Further, I don't think the variance ratios need to be exactly the same for both solvers because the SVD solver implicitly does regularization (as I recently learned). However, they should not be too far apart :)

JPFrancoia · 2015-12-14T19:16:12Z

Hi @mbillingr ,

If yes, you might find it helpful to think of singular values as sqare-rooted eigenvalues.

It's easy then, I just made a PR.
However, @hlin117 already added this attribute to the class. The way he calculates it is different from mine, and gives different results for the same data set.

Ex:
with solver='eigen':
[ 9.34274621e-01 6.10608131e-02 4.66389537e-03 6.70863023e-07]

with solver='svd'
[ 0.75349411 0.19262998]

https://github.com/scikit-learn/scikit-learn/blob/master/sklearn/discriminant_analysis.py#L400
It returns only the variance ratios for the number of components chosen for the dimension reduction. It should return all the values however, which is for my data set:

[ 7.53494106e-01 1.92629978e-01 5.32374179e-02 6.38497956e-04]

With the PR I made, I get the exact same values with both solvers:
[ 9.34274621e-01 6.10608131e-02 4.66389537e-03 6.70863023e-07]

However, I'm not good enough in maths to say he is wrong or not. He actually doesn't square S.
@mbillingr , you sure the the singular values are the eigenvalues, square-rooted ?

hlin117 · 2015-12-14T19:46:40Z

Hey @JPFrancoia,

Thanks for pinging me. I set the number of variables for explained_variance_ratio_ to equal the number of components because this is how PCA does it.

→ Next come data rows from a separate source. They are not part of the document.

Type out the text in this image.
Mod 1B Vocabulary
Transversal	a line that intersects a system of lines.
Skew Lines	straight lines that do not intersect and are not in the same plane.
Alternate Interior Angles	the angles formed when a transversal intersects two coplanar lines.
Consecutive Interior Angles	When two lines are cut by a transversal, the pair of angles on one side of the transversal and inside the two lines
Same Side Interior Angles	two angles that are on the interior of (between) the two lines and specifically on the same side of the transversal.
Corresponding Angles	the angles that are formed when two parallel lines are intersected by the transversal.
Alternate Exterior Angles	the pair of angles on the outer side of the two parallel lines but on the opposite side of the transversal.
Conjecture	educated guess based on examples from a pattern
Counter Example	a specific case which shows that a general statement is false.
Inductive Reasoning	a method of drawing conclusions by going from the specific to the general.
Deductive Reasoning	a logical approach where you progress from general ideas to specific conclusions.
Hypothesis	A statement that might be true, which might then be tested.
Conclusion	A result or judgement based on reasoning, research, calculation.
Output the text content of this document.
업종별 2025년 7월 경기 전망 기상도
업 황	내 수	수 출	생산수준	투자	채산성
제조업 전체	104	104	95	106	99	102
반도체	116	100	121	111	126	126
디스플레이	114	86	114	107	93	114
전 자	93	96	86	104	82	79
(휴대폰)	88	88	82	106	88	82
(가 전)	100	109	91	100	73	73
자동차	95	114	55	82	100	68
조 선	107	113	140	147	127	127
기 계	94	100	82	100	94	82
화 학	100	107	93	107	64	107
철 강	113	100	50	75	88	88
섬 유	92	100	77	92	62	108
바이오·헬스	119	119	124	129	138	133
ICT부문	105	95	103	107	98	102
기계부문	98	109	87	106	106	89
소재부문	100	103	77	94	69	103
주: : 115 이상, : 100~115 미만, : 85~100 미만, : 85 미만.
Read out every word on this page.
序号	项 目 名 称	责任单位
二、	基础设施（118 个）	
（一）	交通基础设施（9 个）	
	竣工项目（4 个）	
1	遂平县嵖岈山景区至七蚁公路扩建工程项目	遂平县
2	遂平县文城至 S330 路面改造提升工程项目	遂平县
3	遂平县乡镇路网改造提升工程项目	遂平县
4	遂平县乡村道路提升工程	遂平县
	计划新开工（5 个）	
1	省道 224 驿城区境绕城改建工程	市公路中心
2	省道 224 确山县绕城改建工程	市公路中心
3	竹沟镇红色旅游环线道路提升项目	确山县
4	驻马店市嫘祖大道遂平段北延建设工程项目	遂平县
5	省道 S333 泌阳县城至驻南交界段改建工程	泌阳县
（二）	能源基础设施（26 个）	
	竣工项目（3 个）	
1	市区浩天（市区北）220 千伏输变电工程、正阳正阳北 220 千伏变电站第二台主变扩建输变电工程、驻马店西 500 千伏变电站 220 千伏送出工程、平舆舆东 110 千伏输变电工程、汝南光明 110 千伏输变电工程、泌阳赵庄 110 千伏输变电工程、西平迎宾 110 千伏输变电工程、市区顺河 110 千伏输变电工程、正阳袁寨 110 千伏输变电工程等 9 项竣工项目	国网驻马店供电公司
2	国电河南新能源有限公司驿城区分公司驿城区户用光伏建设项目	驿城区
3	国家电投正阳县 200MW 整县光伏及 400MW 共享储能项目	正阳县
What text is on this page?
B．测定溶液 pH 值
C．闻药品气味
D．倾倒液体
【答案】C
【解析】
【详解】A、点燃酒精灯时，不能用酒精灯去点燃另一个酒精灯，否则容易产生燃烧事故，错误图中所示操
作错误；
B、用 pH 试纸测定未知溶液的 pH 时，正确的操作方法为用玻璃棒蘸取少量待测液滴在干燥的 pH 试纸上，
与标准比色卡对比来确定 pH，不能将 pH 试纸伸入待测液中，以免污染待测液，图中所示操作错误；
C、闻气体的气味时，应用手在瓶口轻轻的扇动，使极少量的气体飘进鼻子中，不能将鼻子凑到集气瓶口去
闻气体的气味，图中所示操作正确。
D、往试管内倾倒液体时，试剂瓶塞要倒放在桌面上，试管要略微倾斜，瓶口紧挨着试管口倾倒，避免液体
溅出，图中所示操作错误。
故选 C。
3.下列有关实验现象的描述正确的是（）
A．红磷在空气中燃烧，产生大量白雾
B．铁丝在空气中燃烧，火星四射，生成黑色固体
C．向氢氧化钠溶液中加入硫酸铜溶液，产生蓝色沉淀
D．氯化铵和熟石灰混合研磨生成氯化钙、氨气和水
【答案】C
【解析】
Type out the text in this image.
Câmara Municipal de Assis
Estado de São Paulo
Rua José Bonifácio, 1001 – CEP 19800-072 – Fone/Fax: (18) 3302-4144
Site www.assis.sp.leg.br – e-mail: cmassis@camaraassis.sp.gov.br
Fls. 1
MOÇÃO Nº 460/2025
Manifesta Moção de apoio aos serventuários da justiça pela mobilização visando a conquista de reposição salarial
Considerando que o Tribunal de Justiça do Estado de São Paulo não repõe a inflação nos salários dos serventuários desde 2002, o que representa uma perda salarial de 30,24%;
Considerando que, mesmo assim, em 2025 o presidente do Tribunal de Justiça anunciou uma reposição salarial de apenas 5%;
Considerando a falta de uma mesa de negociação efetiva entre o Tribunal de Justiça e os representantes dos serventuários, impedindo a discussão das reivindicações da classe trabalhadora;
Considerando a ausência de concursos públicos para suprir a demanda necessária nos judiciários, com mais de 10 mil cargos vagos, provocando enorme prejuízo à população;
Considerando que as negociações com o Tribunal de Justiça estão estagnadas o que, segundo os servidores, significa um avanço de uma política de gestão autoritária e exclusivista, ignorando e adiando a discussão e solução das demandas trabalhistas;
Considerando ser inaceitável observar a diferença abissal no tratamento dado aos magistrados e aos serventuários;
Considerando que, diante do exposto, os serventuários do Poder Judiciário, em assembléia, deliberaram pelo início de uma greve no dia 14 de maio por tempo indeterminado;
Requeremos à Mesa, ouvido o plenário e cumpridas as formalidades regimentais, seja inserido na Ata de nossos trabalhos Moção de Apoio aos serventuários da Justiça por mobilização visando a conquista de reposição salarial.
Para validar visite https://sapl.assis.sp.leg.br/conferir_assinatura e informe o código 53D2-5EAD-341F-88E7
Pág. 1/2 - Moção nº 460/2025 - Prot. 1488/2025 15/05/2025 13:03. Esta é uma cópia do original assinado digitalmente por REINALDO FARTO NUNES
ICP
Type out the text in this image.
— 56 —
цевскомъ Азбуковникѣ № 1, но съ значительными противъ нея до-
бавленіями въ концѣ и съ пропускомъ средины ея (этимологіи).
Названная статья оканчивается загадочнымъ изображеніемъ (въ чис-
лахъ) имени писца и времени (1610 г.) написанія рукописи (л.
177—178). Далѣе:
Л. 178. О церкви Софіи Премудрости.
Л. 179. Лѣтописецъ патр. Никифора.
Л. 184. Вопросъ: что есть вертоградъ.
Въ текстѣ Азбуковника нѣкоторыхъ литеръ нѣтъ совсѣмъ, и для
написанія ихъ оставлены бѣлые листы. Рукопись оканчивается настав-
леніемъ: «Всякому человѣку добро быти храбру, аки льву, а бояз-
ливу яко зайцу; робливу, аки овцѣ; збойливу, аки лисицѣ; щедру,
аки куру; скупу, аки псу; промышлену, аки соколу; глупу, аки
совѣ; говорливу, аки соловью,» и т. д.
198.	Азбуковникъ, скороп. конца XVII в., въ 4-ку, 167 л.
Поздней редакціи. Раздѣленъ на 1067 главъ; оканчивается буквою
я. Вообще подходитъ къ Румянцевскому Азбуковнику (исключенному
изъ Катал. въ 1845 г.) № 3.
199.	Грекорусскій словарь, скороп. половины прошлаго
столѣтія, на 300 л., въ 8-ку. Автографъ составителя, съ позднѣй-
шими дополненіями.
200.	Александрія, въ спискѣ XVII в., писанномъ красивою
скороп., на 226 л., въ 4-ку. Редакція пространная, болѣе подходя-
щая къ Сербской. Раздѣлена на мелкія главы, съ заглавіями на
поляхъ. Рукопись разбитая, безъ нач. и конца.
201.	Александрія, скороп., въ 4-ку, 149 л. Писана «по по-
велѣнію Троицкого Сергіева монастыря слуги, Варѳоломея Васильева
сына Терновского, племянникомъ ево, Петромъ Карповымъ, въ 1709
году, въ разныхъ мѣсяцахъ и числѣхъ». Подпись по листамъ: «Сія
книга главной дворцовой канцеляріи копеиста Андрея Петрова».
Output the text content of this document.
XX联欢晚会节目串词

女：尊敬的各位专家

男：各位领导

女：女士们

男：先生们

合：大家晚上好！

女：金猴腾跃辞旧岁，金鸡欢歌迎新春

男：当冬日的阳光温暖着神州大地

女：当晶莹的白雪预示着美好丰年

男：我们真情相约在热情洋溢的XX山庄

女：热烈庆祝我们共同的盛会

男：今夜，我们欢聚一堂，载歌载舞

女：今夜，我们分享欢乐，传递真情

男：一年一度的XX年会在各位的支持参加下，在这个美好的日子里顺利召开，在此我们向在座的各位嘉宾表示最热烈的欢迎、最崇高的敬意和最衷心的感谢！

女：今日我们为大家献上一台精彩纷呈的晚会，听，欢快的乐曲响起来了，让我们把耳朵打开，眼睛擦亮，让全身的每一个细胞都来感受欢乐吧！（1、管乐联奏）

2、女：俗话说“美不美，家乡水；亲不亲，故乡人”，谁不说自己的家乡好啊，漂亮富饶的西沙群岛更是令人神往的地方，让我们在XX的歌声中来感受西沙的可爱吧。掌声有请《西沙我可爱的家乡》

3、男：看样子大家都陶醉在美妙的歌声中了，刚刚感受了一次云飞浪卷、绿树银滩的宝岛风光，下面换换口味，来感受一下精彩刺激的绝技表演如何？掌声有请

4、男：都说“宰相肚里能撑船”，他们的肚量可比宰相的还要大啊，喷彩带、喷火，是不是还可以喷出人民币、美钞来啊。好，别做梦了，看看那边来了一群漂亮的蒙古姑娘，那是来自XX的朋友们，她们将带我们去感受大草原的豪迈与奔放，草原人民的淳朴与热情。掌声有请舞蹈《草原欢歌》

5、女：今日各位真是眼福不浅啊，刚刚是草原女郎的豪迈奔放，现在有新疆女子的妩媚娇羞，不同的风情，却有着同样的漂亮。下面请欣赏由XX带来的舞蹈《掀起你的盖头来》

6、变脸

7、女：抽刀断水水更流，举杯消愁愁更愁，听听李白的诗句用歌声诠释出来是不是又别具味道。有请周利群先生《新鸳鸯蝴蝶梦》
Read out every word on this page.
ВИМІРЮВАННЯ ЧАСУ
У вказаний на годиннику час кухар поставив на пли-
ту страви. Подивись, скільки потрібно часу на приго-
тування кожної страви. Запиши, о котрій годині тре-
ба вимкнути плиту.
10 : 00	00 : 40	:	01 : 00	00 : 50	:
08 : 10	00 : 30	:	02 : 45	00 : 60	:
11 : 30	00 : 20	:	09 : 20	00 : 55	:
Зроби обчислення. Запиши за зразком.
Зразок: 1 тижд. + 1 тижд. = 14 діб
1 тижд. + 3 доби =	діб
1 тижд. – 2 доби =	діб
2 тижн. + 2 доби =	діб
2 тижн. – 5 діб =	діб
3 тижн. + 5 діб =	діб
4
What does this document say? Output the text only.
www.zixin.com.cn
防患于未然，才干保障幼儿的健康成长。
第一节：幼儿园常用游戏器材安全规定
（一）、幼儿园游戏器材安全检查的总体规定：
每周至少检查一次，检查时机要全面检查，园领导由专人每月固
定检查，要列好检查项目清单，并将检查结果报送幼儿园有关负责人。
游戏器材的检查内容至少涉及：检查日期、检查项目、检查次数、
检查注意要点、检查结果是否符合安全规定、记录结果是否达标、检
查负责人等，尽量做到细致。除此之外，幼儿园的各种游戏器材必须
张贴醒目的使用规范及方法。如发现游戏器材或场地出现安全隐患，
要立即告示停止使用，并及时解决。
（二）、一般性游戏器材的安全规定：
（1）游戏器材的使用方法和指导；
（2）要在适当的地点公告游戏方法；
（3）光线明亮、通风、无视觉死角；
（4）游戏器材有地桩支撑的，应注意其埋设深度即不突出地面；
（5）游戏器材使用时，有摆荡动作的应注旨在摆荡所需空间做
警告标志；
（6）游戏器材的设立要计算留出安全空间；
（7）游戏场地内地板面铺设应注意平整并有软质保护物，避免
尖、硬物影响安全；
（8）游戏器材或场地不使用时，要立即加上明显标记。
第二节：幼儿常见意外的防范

As for the numeric differences, what you might be experiencing is a problem with the solvers themselves. (Example, one algorithm initializes it differently than another. #5970 also mentions how different initialization values yields different results.)

If you could could write a regression test by using one of scikit-learn's datasets here, and post your code, that would be great. Use sklearn.utils.testing.assert_arrays_almost_equal to show that the arrays aren't equal.

JPFrancoia · 2015-12-14T20:19:53Z

You are right on this point, then https://github.com/scikit-learn/scikit-learn/blob/master/sklearn/discriminant_analysis.py#337 is not consistent, and should be:

self.explained_variance_ratio_ = np.sort(evals / np.sum(evals))[::-1][:self.n_components]

As for the numeric differences, what you might be experiencing is a problem with the solvers themselves. (Example, one algorithm initializes it differently than another. #5970 also mentions how different initialization values yields different results.)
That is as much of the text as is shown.